Le pays qui a actuellement ouvert d’importants chantiers énergétiques avec en toile de fond la promotion du solaire, compte ainsi, en une douzaine d’années, multiplier par 66 sa production d’énergies vertes.
Une performance qui devrait lui permettre d’atteindre l’objectif des 50% de part du renouvelable dans son mix énergétique, qu’il s’est assigné sur la période sous revue.

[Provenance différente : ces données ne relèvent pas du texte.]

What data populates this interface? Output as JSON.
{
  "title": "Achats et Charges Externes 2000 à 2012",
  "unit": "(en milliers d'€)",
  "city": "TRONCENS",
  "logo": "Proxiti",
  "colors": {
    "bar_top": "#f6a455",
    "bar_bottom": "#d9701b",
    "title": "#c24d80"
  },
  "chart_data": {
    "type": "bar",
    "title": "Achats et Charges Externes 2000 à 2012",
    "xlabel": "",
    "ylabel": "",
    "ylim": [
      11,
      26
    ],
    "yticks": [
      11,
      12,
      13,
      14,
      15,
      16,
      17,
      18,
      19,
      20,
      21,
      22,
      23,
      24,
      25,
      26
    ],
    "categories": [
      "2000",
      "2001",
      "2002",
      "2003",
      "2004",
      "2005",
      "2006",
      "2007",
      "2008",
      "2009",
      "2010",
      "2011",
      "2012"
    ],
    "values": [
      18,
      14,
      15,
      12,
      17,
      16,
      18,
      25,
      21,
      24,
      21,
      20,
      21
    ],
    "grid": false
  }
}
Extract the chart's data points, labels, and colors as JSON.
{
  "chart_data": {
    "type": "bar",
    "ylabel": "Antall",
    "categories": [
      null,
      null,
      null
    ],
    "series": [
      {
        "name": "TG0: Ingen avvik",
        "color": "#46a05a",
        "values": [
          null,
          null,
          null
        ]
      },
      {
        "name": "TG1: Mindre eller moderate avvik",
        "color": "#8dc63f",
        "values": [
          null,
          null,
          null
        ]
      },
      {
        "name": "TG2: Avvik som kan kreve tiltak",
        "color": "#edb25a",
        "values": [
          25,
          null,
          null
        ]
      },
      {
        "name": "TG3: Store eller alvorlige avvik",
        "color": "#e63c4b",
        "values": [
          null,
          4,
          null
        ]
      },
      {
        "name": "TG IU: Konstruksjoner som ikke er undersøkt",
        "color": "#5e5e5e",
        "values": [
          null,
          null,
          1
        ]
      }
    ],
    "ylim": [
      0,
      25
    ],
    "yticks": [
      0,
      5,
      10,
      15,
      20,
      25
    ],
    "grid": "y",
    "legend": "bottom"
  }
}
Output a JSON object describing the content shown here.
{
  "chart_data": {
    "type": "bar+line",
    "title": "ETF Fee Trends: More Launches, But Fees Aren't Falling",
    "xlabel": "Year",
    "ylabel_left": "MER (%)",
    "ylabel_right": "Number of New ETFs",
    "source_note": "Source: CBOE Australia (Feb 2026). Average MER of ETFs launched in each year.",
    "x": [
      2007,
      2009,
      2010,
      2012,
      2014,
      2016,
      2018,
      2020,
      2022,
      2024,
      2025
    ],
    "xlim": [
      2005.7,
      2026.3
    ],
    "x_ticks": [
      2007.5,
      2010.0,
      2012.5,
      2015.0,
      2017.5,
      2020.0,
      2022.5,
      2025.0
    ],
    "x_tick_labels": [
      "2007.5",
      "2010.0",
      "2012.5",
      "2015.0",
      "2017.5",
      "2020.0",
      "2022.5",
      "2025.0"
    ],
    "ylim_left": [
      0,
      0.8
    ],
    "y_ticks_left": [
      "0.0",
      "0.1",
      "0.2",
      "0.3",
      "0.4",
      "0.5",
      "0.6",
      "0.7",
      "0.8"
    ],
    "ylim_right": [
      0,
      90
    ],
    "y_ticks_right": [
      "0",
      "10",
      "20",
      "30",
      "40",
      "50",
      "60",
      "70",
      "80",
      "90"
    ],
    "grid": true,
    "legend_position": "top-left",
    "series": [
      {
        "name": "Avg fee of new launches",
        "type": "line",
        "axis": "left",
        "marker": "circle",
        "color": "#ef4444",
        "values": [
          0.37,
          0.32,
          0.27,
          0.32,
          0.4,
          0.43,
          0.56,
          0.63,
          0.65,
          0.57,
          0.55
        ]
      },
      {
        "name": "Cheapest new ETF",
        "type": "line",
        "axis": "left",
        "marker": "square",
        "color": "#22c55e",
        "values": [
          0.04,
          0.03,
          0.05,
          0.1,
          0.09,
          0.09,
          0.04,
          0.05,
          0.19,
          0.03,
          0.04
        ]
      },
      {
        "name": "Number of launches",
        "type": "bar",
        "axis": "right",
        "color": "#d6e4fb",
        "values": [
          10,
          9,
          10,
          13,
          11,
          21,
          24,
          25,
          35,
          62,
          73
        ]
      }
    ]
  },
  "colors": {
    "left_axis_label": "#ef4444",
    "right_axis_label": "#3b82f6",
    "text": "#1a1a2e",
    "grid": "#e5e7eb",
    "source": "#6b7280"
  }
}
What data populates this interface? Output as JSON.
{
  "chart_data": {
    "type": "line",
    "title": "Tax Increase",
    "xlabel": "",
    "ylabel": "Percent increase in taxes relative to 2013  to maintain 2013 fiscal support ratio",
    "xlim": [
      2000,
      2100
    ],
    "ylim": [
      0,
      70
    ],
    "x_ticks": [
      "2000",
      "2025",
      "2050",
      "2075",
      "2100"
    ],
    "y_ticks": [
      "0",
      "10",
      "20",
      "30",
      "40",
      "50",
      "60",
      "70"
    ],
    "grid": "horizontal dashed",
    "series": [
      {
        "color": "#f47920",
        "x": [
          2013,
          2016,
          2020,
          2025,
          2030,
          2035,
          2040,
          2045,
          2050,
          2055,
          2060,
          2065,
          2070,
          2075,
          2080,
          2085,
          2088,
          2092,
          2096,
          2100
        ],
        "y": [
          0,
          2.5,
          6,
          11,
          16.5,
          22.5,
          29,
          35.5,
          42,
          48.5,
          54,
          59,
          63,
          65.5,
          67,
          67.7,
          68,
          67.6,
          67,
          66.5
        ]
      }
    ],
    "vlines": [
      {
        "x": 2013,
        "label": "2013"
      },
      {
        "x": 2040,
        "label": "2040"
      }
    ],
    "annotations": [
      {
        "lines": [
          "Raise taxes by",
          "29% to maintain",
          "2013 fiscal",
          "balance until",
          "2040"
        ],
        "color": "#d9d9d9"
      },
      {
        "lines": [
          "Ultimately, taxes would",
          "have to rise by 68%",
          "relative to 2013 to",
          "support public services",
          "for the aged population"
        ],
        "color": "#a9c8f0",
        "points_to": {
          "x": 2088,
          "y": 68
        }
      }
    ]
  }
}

Le solaire n’est toutefois pas la seule ressource sur laquelle les autorités togolaises comptent pour relever ce défi. L’option d’exploiter le potentiel hydroélectrique est également étudiée, selon les pouvoirs publics.
Alors que le défi se pose en termes de diversification des sources d’énergie avec en ligne de mire 50% de production du renouvelable, le Togo devrait également mobiliser les ressources pour rendre l’accès à l’énergie universel, toujours à l’horizon 2030, en ligne avec la stratégie nationale d’électrification.
Ceci passera par une combinaison des solutions nouvelles (mini et off-grid) avec l’extension du réseau électrique classique.
En rappel, en 2018, 45% de Togolais avaient accès à l'électricité, dont 8% en zone rurale, selon les données du ministère de l'Energie et des Mines.